- Origin: New Orleans, Louisiana
- Genres: Jazz; brass; funk;
- Years active: 2002–present
- Website: ilovetbc.com

= To Be Continued Brass Band =

New Orleans jazz band

To Be Continued Brass Band, or TBC Brass Band, is a brass band based in New Orleans, Louisiana.

== History ==
The TBC Brass Band was formed in 2002 by young men who grew up in the 7th and 9th Ward of New Orleans, Louisiana. They sought to avoid the life that befell many of their friends and classmates involving drugs and violence by creating a jazz and brass band. The band started at Carver and Kennedy Senior High School in New Orleans where the band's eventual ex leader and former tuba player, Jason Slack, borrowed instruments from Carver's band director. Some of the instruments were taped together. For example, the tuba was taped with duct tape to patch a hole in the horn. The band received permission from Carver's principal to play a set on the school grounds. The school's reaction simply was "wow," and the TBC Brass Band was on its way.

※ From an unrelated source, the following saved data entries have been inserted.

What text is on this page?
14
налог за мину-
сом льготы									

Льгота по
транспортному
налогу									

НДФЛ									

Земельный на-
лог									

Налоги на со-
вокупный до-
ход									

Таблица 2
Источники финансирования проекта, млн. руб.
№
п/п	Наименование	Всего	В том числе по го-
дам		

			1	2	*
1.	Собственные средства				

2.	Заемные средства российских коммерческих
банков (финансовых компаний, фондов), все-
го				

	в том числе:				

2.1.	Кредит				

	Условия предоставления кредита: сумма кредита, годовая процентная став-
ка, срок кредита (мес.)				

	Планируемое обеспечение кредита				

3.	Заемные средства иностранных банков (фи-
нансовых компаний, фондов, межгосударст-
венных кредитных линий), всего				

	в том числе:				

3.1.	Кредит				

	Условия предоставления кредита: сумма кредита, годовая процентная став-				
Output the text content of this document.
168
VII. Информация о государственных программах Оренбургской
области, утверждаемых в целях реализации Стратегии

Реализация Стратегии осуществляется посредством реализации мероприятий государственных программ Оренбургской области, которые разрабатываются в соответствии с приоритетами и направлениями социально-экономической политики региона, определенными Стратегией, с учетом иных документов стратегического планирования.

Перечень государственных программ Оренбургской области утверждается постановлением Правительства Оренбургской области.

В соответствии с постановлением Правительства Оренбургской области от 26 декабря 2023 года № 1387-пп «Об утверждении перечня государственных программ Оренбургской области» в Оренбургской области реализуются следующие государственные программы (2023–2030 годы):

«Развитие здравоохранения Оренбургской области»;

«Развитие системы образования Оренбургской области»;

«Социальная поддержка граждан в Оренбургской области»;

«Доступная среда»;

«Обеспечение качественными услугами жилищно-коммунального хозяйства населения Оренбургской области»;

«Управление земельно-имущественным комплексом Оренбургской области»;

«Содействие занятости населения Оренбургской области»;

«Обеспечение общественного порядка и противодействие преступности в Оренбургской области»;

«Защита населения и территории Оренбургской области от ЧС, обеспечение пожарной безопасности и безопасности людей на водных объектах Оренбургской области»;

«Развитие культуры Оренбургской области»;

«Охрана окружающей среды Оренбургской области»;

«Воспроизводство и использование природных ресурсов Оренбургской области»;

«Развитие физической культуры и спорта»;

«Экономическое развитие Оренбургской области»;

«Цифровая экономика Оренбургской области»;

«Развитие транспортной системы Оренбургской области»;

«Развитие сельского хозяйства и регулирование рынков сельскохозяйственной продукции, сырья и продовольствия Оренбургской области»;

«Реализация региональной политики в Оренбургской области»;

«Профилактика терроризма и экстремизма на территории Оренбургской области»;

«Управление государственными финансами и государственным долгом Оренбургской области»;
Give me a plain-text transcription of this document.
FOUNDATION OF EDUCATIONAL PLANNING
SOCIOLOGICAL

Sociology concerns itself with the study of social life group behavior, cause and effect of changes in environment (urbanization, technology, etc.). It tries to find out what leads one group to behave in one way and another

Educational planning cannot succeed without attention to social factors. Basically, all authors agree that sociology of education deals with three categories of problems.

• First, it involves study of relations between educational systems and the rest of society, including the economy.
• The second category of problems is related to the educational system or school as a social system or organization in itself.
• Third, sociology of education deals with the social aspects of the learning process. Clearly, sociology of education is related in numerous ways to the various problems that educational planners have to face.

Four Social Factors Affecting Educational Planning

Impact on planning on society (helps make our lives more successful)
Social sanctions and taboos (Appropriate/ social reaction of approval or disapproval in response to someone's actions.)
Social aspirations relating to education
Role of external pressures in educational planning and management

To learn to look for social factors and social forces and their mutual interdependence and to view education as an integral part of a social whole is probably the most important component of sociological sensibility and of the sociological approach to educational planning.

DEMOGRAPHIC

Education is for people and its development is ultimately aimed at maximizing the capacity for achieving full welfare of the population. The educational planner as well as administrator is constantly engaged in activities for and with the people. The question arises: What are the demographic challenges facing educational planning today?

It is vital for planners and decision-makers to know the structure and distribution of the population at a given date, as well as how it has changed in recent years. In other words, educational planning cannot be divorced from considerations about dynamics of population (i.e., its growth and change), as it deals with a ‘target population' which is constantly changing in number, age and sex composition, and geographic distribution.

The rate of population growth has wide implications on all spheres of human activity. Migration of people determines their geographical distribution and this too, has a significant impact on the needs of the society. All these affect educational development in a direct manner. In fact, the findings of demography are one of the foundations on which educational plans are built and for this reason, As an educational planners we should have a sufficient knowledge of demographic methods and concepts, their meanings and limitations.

TBC started with no manager and no guaranteed gigs so the band played on the streets of New Orleans, establishing a presence on the corner of the legendary Bourbon and Canal Streets in the French Quarter. The band quickly became popular, and hordes of fans spontaneously surrounded the band and danced around the band's regular street corner. As explanation for the band members' support and love for another, the band's trumpet player succinctly states "We sometimes say, we're all we got. Well, we're all we got."

In addition, TBC continued the time-honored New Orleans tradition of leading "second line" parades at funerals of members of their community. Second line is a unique New Orleans parade where a jazz band accompanies the family of the deceased at the grave site with somber tunes. But once outside the cemetery, as the procession hits the streets, the band erupts into celebratory life-affirming music as the bereaved dance in celebration of the life of the deceased.

==The Roots collaboration==

In early 2005, Grammy Award-winning hip-hop group The Roots learned of TBC and took the band under its wing for a short time, including inviting TBC to play with them in concert.

In the summer of 2005, The Roots were planning to help TBC to enhance TBC's visibility and try to guide it to success. The plan was to help TBC go from "The Big Easy" to "The Big Time." The Roots' Questlove Thompson stated that TBC's "music was extremely impressive, enough to get us thinking about doing a Paul Simon-type album that takes The Roots in a whole different musical direction." According to Thompson, TBC "took us back to our roots working out on South Street at Passyunk [in Philadelphia, Pennsylvania], when we were praying that somebody like a Kenny Gamble would come along to discover us."

In August 2005, Hurricane Katrina hit New Orleans and the Gulf Coast of the United States. TBC's homes and instruments were destroyed, and the band members scattered for shelter throughout the U.S. The band's dream of greater visibility and success seemed to be shattered. And the band's innate desire to continue the legendary jazz traditions of New Orleans—and to serve as a bridge between the past and future of New Orleans—was in grave jeopardy.

==Film==

But, as of spring 2010, TBC band members were persistently and courageously trying to get back together as a band and pick up where they left off before the hurricane. A feature-length documentary movie about the band was recently completed and is titled From the Mouthpiece on Back. The Roots are co-executive producers and award-winning actress Kerry Washington narrates the movie, which world premiered at the American Film Institute International Film Festival in Dallas, Texas and was screened in various other film festivals throughout the U.S. The movie is directed by Jason DaSilva and Colleen O'Halloran and executive produced by Todd Tiberi.

The American Film Institute has called the movie "inspiring,", and other reviewers have deemed the movie "incredible,” and described its teenage jazz musician subjects as “charming as hell, funny, . . . and take everything that’s thrown at them with unimaginable spirit and focus.”.

As of 2010, TBC continues to play its amazing music in New Orleans and recently has begun touring internationally. TBC finally is starting to have the opportunity to introduce its special brand of brass and jazz throughout the world.

==Members==
Band members have included:

- Brenard "Bunny" Adams (tuba), Leader
- Sean Roberts (trumpet)
- Darryl Parlow (trumpet)
- Chris Davis (songwriter)
- Brandon "Bee" Franklin (saxophone)
- Edward "Juicy" Jackson III (trombone)
- Joseph Maize Jr. (trombone)
- Devin Vance (trombone)
- Paul Cheenne (saxophone)
- Darren Towns (bass drum)
- Hasaan Goffner (snare drum)

On May 9, 2010, TBC saxophone player Brandon Franklin was shot to death in the Hollygrove neighborhood of New Orleans.